Friday, 27 February 2009

Minor Leagues

Continuation of my "very quick" introduction to Japanese baseball. It's not looking quite so very quick after all.

In addition to the two major leagues there are two minor leagues and two independent leagues. The minor leagues are the Western and the Eastern Leagues, and feature the "farm teams" of the major league teams. The farm teams are kind of semi-professional teams, with players who aren't quite up to scratch yet, or injured professional players, and they are each linked with a major league team with whom they share their name. With me so far? So players from the Chunichi Dragons farm team can "graduate" into the professional team, for instance. Or they can take out a contract in American baseball, as sometimes happens.
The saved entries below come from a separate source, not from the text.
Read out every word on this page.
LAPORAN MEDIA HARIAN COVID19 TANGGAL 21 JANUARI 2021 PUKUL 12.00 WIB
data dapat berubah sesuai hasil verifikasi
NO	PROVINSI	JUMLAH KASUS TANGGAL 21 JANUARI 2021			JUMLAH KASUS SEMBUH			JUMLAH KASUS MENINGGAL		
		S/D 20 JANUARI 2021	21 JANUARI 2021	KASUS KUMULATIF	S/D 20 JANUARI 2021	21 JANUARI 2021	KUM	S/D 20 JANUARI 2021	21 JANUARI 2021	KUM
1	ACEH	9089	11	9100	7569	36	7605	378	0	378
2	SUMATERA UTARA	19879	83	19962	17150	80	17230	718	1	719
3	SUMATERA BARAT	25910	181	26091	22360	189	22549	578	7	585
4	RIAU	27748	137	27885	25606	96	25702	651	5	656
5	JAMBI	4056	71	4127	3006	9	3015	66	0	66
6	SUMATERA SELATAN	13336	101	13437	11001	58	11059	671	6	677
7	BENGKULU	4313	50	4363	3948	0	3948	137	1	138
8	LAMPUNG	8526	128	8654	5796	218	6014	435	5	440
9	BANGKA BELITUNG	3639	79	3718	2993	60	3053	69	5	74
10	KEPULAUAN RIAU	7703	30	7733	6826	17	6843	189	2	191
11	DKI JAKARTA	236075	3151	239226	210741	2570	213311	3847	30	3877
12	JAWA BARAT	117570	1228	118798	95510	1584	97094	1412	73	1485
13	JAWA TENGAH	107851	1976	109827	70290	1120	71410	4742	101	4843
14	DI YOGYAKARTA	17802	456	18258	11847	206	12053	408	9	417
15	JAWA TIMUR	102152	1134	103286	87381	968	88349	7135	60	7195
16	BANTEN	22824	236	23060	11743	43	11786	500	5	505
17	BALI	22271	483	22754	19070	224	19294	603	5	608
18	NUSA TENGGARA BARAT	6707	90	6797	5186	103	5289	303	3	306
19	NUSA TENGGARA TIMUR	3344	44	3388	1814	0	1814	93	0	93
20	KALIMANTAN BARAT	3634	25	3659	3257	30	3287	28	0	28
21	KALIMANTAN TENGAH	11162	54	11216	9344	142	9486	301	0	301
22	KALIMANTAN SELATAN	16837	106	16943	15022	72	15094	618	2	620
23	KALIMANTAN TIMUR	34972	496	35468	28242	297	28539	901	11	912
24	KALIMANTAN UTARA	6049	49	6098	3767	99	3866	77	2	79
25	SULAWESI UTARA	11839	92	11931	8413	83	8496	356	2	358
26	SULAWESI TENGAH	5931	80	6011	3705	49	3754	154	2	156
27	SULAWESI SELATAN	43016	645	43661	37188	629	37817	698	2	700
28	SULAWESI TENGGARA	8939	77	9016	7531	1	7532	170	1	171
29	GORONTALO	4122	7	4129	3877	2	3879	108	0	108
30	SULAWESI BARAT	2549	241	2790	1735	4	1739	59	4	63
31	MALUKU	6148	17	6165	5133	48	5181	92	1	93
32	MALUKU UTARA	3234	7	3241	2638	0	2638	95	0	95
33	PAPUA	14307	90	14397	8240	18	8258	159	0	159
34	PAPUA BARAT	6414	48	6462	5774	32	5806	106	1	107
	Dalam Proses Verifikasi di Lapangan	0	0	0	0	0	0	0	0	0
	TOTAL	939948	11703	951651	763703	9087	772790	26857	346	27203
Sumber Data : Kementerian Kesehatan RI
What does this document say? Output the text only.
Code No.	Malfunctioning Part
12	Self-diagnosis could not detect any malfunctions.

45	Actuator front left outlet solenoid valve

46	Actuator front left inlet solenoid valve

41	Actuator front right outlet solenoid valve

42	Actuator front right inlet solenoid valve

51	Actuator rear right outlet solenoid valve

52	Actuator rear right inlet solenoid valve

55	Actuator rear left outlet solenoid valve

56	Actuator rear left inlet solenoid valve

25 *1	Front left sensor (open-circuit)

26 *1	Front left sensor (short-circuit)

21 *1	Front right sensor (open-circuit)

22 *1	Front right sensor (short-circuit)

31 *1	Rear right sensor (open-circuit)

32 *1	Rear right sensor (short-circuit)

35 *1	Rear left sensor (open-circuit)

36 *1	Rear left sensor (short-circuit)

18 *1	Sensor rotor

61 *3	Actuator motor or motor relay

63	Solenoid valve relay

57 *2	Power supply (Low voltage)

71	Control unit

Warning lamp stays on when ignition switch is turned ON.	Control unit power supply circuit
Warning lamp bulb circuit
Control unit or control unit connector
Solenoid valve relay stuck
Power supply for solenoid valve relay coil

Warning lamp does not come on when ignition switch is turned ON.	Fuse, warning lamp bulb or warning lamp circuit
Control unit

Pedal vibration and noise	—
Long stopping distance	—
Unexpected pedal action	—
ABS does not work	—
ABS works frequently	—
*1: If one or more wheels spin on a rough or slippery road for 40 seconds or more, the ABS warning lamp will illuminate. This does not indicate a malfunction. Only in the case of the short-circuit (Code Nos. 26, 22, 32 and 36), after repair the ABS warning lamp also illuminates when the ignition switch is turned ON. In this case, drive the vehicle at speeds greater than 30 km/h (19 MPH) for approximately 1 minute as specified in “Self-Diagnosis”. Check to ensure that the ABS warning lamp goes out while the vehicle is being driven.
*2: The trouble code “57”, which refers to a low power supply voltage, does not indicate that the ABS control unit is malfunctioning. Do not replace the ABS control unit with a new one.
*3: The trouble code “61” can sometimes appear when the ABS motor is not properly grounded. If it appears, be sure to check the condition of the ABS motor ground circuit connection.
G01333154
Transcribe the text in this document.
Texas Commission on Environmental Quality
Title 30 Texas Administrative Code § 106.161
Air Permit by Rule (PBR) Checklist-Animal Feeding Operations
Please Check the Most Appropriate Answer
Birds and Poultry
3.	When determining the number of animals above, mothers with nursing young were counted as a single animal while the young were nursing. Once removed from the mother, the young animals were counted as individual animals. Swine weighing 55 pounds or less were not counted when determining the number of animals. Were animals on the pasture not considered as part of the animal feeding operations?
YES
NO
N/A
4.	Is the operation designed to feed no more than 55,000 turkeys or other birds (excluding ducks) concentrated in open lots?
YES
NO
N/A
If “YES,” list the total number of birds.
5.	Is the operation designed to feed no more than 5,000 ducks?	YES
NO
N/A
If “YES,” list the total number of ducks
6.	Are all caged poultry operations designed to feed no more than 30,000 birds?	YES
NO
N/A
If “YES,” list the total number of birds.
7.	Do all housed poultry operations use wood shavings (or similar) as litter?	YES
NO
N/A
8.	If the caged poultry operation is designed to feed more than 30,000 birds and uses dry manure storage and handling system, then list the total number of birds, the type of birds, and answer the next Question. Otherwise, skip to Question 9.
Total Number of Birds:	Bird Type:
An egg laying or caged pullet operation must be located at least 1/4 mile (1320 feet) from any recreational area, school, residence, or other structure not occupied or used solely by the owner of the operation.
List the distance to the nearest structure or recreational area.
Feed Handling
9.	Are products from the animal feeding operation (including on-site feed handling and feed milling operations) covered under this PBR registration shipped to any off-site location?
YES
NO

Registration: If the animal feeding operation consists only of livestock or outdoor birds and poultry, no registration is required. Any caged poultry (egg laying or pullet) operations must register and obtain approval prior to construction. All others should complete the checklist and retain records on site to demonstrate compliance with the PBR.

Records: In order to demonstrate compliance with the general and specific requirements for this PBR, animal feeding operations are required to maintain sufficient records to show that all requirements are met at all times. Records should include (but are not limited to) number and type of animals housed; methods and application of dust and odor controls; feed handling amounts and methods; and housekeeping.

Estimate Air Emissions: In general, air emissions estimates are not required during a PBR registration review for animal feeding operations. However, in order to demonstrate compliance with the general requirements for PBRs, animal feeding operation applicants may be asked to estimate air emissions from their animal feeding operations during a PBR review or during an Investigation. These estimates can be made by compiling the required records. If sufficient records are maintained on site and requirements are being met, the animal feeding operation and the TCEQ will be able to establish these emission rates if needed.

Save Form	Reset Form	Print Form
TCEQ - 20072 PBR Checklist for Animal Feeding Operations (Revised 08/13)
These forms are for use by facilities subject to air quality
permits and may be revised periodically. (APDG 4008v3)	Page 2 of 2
The teams in Eastern and Western Leagues don't conform directly to the Central and Pacific Leagues. So the Chunichi Dragons and the Softbank Hawks wouldn't be playing each other in the big leagues, but they are in the small leagues. Unless the professional iterations of the teams win their respective leagues and play off for the Japan Series. Do you see?

Actually, screw it, just read this. It explains it all.

Now, the independent leagues. There's the Shikoku-Kyushu Island League - that happens on the Shikoku and Kyushu Islands, predictably - and the Kansai Independent League. These leagues aren't affiliated with any others. They are independent. The teams also are not owned by any corporations. They are independent. This much at least is pretty simple.

The six teams in the Shikoku-Kyushu Island League are:

Nagasaki Saints (Nagasaki)
Kochi Fighting Dogs (Kochi)
Tokushima Indigo Socks (Naruto)
Ehime Mandarin Pirates (Matsuyama)
Kagawa Olive Guyners (Takamatsu)
Fukuoka Red Warblers (Fukuoka)

Now the first thing you'll notice about this league is that the names are all freaking awesome. The Shikoku-Kyushu Island League was founded in 2005, so I guess they had to be more creative with the names to avoid repetitions. It sounds like a really cool league to follow, but I have no idea how to follow it in England. Good luck to the rest of you.

The Kansai Independent League's teams are:

Akashi Red Soldiers
Kishu Rangers
Osaka Gold Villicanes
Kobe 9 Cruise

Only four teams because the league was founded only last year, and this will be the first year they've run. Next year two more teams will be added. Kobe 9 Cruise, apart from it's killer name, is famous for having signed up the first woman in professional Japanese baseball - Yoshida Eri. She can pitch at 101 kilometres per hour, and is only 16 years old - she's currently still a student at Kawasaki-kita Senior High School and will be taking time out to pitch for the team.

Should be an awesome year. Now if only there were some way to watch these games on the internet...


evan d from sd who works @ H-D said...

good blarticle. Its been fun for me, learning about Japanese Baseball. I saw team Japan play twice in san diego vs korea and cuba. go nakajima, (he's my new favorite short stop) For the record, if blarticle catches on i coined it here for the first time.